The agreement came during a visit to Nur-Sultan by French Minister of Economy and Finance Bruno Le Maire.
The French minister was briefed by the production departments of Elektrovoz Kurastyru Zauyty, an electric locomotive production plant in the capital which a joint vernture between KTZ and Alstom. He was presented locomotive number Z8A0008, which was manufactured under an agreement with the Azerbaijan Railways. According to the agreement, 50 locomotives will be manufactured in Kazakhstan for the Azerbaijani company.
“This plant is the most visible evidence of economic cooperation between Kazakhstan and France. The partnership in the development of railways is an important strategic direction for our country. It is a great honour for me to attend the solemn ceremony of sending a locomotive for export to Azerbaijan. We intend to continue our partnership in the railway field,” said the minister.
He also highlighted the importance of cooperation in railway signalling equipment, saying, “We would like Alstom to equip Kazakhstan’s railway stations with alarm systems.”
The memorandum signed during La Maire’s visit between Kazakhstan Temir Zholy and Alstom concerns the development of digital technologies in the field of railway signalling systems, centralisation and blocking as well as the future implementation of technical solutions for upgrading the signalling systems at priority railway stations.

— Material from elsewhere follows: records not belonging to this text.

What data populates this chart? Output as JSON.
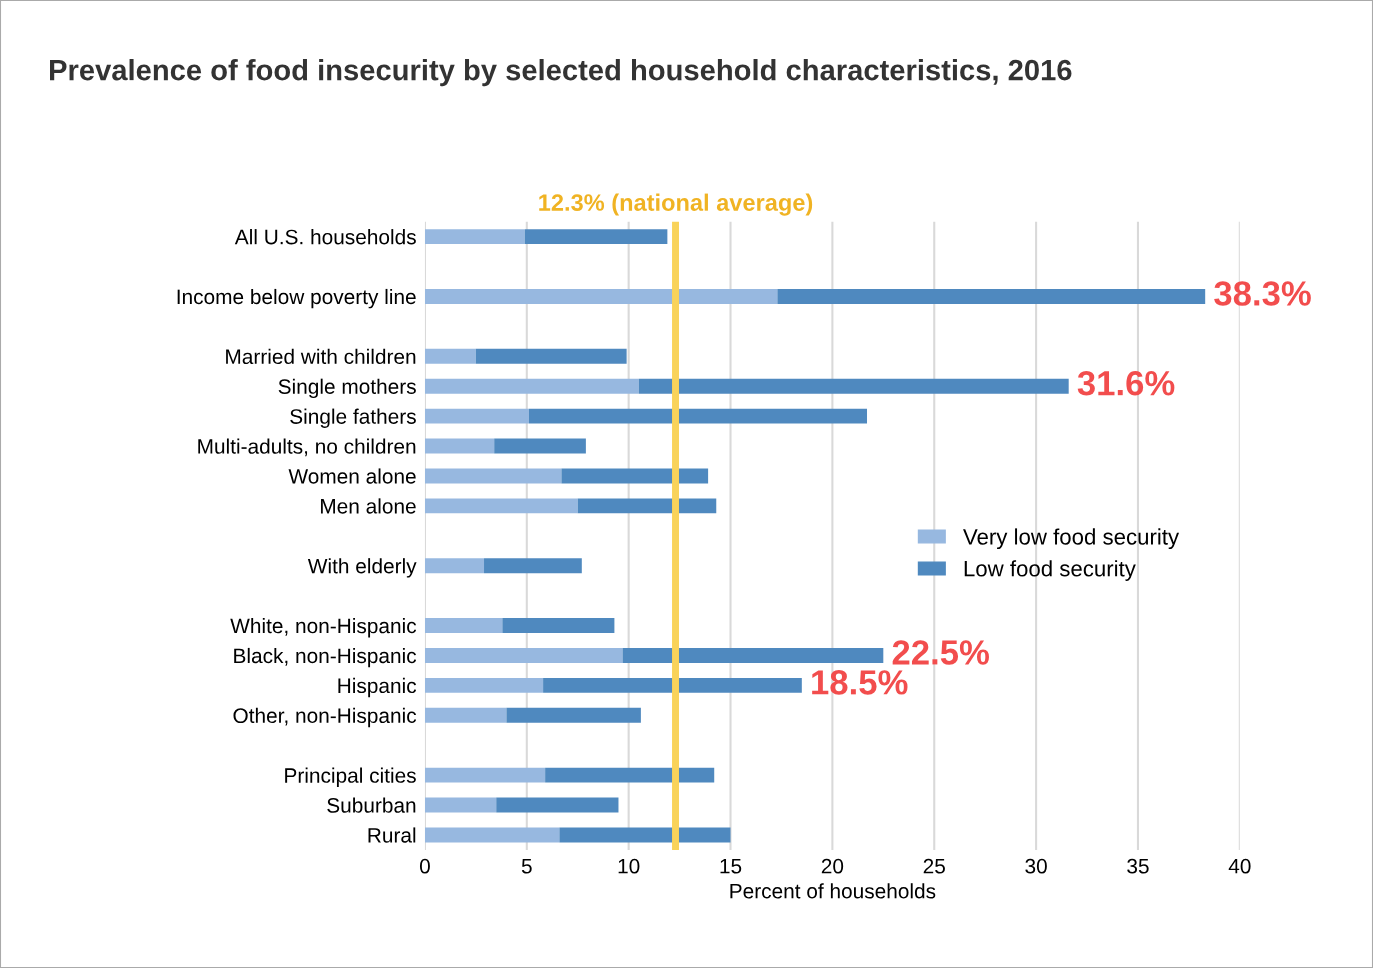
{
  "chart_data": {
    "type": "bar",
    "orientation": "horizontal",
    "stacked": true,
    "title": "Prevalence of food insecurity by selected household characteristics, 2016",
    "xlabel": "Percent of households",
    "categories": [
      "All U.S. households",
      null,
      "Income below poverty line",
      null,
      "Married with children",
      "Single mothers",
      "Single fathers",
      "Multi-adults, no children",
      "Women alone",
      "Men alone",
      null,
      "With elderly",
      null,
      "White, non-Hispanic",
      "Black, non-Hispanic",
      "Hispanic",
      "Other, non-Hispanic",
      null,
      "Principal cities",
      "Suburban",
      "Rural"
    ],
    "series": [
      {
        "name": "Very low food security",
        "color": "#97b8e0",
        "values": [
          4.9,
          null,
          17.3,
          null,
          2.5,
          10.5,
          5.1,
          3.4,
          6.7,
          7.5,
          null,
          2.9,
          null,
          3.8,
          9.7,
          5.8,
          4.0,
          null,
          5.9,
          3.5,
          6.6
        ]
      },
      {
        "name": "Low food security",
        "color": "#4f89bf",
        "values": [
          7.0,
          null,
          21.0,
          null,
          7.4,
          21.1,
          16.6,
          4.5,
          7.2,
          6.8,
          null,
          4.8,
          null,
          5.5,
          12.8,
          12.7,
          6.6,
          null,
          8.3,
          6.0,
          8.4
        ]
      }
    ],
    "xlim": [
      0,
      40
    ],
    "xticks": [
      0,
      5,
      10,
      15,
      20,
      25,
      30,
      35,
      40
    ],
    "grid": "x",
    "legend": "right",
    "ref_lines": [
      {
        "axis": "x",
        "value": 12.3,
        "label": "12.3% (national average)",
        "color": "#f9d35a"
      }
    ],
    "annotations": [
      {
        "text": "38.3%",
        "x": 38.3,
        "y": "Income below poverty line"
      },
      {
        "text": "31.6%",
        "x": 31.6,
        "y": "Single mothers"
      },
      {
        "text": "22.5%",
        "x": 22.5,
        "y": "Black, non-Hispanic"
      },
      {
        "text": "18.5%",
        "x": 18.5,
        "y": "Hispanic"
      }
    ]
  }
}
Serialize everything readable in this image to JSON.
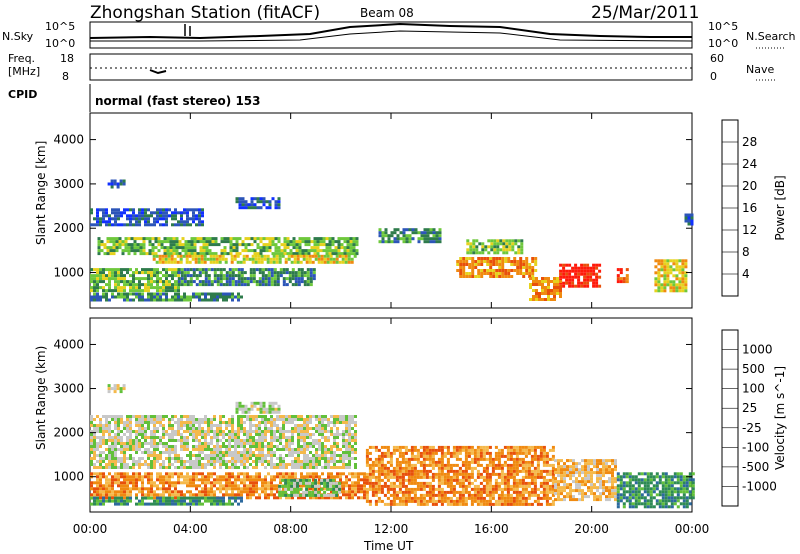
{
  "header": {
    "station": "Zhongshan Station (fitACF)",
    "beam": "Beam 08",
    "date": "25/Mar/2011"
  },
  "top_panels": {
    "nsky_label": "N.Sky",
    "nsky_ticks": [
      "10^5",
      "10^0"
    ],
    "nsearch_label": "N.Search",
    "nsearch_ticks": [
      "10^5",
      "10^0"
    ],
    "freq_label": "Freq.",
    "freq_unit": "[MHz]",
    "freq_ticks": [
      "18",
      "8"
    ],
    "nave_label": "Nave",
    "nave_ticks": [
      "60",
      "0"
    ],
    "cpid_label": "CPID",
    "cpid_text": "normal (fast stereo) 153"
  },
  "chart_data": [
    {
      "type": "heatmap",
      "name": "power-panel",
      "ylabel": "Slant Range [km]",
      "ylim": [
        200,
        4600
      ],
      "yticks": [
        "1000",
        "2000",
        "3000",
        "4000"
      ],
      "xticks": [
        "00:00",
        "04:00",
        "08:00",
        "12:00",
        "16:00",
        "20:00",
        "00:00"
      ],
      "colorbar": {
        "label": "Power [dB]",
        "ticks": [
          "4",
          "8",
          "12",
          "16",
          "20",
          "24",
          "28"
        ],
        "colors": [
          "#1030ff",
          "#2c55b8",
          "#2e7b4b",
          "#6ec83c",
          "#e6d21e",
          "#f08a10",
          "#e8500a",
          "#ff1a0a"
        ]
      },
      "regions": [
        {
          "t0": 0.7,
          "t1": 1.3,
          "r0": 2950,
          "r1": 3100,
          "level": 1
        },
        {
          "t0": 5.8,
          "t1": 7.5,
          "r0": 2450,
          "r1": 2700,
          "level": 1
        },
        {
          "t0": 0.0,
          "t1": 4.5,
          "r0": 2050,
          "r1": 2450,
          "level": 1
        },
        {
          "t0": 0.3,
          "t1": 10.6,
          "r0": 1400,
          "r1": 1800,
          "level": 3
        },
        {
          "t0": 2.5,
          "t1": 10.6,
          "r0": 1200,
          "r1": 1400,
          "level": 4
        },
        {
          "t0": 0.0,
          "t1": 3.5,
          "r0": 600,
          "r1": 1100,
          "level": 3
        },
        {
          "t0": 3.5,
          "t1": 9.0,
          "r0": 700,
          "r1": 1100,
          "level": 2
        },
        {
          "t0": 0.0,
          "t1": 6.0,
          "r0": 350,
          "r1": 550,
          "level": 2
        },
        {
          "t0": 14.6,
          "t1": 17.8,
          "r0": 900,
          "r1": 1350,
          "level": 5
        },
        {
          "t0": 15.0,
          "t1": 17.2,
          "r0": 1450,
          "r1": 1750,
          "level": 3
        },
        {
          "t0": 18.7,
          "t1": 20.3,
          "r0": 700,
          "r1": 1200,
          "level": 7
        },
        {
          "t0": 17.5,
          "t1": 18.7,
          "r0": 400,
          "r1": 900,
          "level": 5
        },
        {
          "t0": 21.0,
          "t1": 21.4,
          "r0": 800,
          "r1": 1100,
          "level": 6
        },
        {
          "t0": 22.5,
          "t1": 23.7,
          "r0": 600,
          "r1": 1300,
          "level": 4
        },
        {
          "t0": 11.5,
          "t1": 14.0,
          "r0": 1700,
          "r1": 2000,
          "level": 2
        },
        {
          "t0": 23.7,
          "t1": 24.0,
          "r0": 2100,
          "r1": 2400,
          "level": 1
        }
      ]
    },
    {
      "type": "heatmap",
      "name": "velocity-panel",
      "ylabel": "Slant Range (km)",
      "ylim": [
        200,
        4600
      ],
      "yticks": [
        "1000",
        "2000",
        "3000",
        "4000"
      ],
      "xticks": [
        "00:00",
        "04:00",
        "08:00",
        "12:00",
        "16:00",
        "20:00",
        "00:00"
      ],
      "xlabel": "Time UT",
      "colorbar": {
        "label": "Velocity [m s^-1]",
        "ticks": [
          "1000",
          "500",
          "100",
          "25",
          "-25",
          "-100",
          "-500",
          "-1000"
        ],
        "colors": [
          "#1a3cc8",
          "#2d6a9e",
          "#2e8a55",
          "#62c03a",
          "#c8c8c8",
          "#f5b94b",
          "#f08a10",
          "#e8500a",
          "#ff1a0a"
        ]
      },
      "regions": [
        {
          "t0": 0.0,
          "t1": 10.6,
          "r0": 1200,
          "r1": 2400,
          "level": 4
        },
        {
          "t0": 0.0,
          "t1": 11.0,
          "r0": 500,
          "r1": 1100,
          "level": 6
        },
        {
          "t0": 0.0,
          "t1": 6.0,
          "r0": 350,
          "r1": 550,
          "level": 2
        },
        {
          "t0": 7.5,
          "t1": 10.0,
          "r0": 600,
          "r1": 950,
          "level": 3
        },
        {
          "t0": 11.0,
          "t1": 18.5,
          "r0": 400,
          "r1": 1700,
          "level": 6
        },
        {
          "t0": 18.5,
          "t1": 21.0,
          "r0": 500,
          "r1": 1400,
          "level": 5
        },
        {
          "t0": 21.0,
          "t1": 24.0,
          "r0": 300,
          "r1": 1100,
          "level": 2
        },
        {
          "t0": 0.7,
          "t1": 1.3,
          "r0": 2950,
          "r1": 3100,
          "level": 4
        },
        {
          "t0": 5.8,
          "t1": 7.5,
          "r0": 2450,
          "r1": 2700,
          "level": 4
        }
      ]
    }
  ]
}
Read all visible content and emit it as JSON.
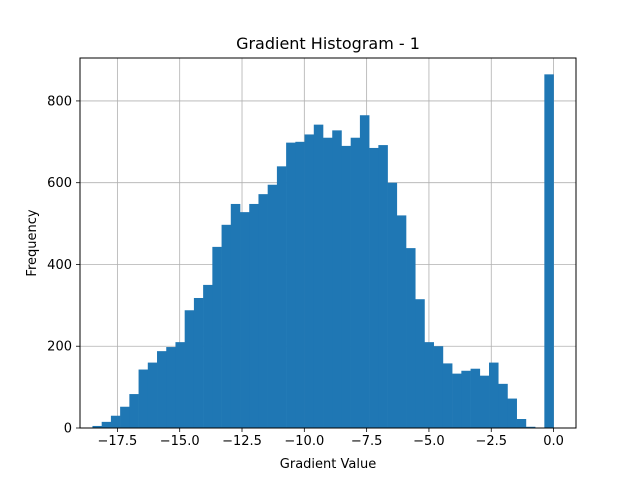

“The memorandum… pursues the main goal – cooperation in digitisation and automation of processes in railway transport. The first step is to automate or signal large stations with a hundred or more arrows. In the future, we will cooperate on the digitisation of railway transport. As you know, several projects of our company were included in Digital Kazakhstan national programme,” Kazakhstan Temir Zholy’s Managing Director Batyr Kotyrev said.
“Today, our devices have been in operation more than 35-40 years. They comply with the requirements of traffic safety. But everything in the world is developing, and they are morally obsolete. Therefore, there are already modern systems in the world. We have built 2,500 kilometres of new railways over the past few years, and we have already used similar modern solutions that meet all the requirements of the digital railway system. Now we are considering the possibility of using alarm systems in collaboration with Alstom,” he said.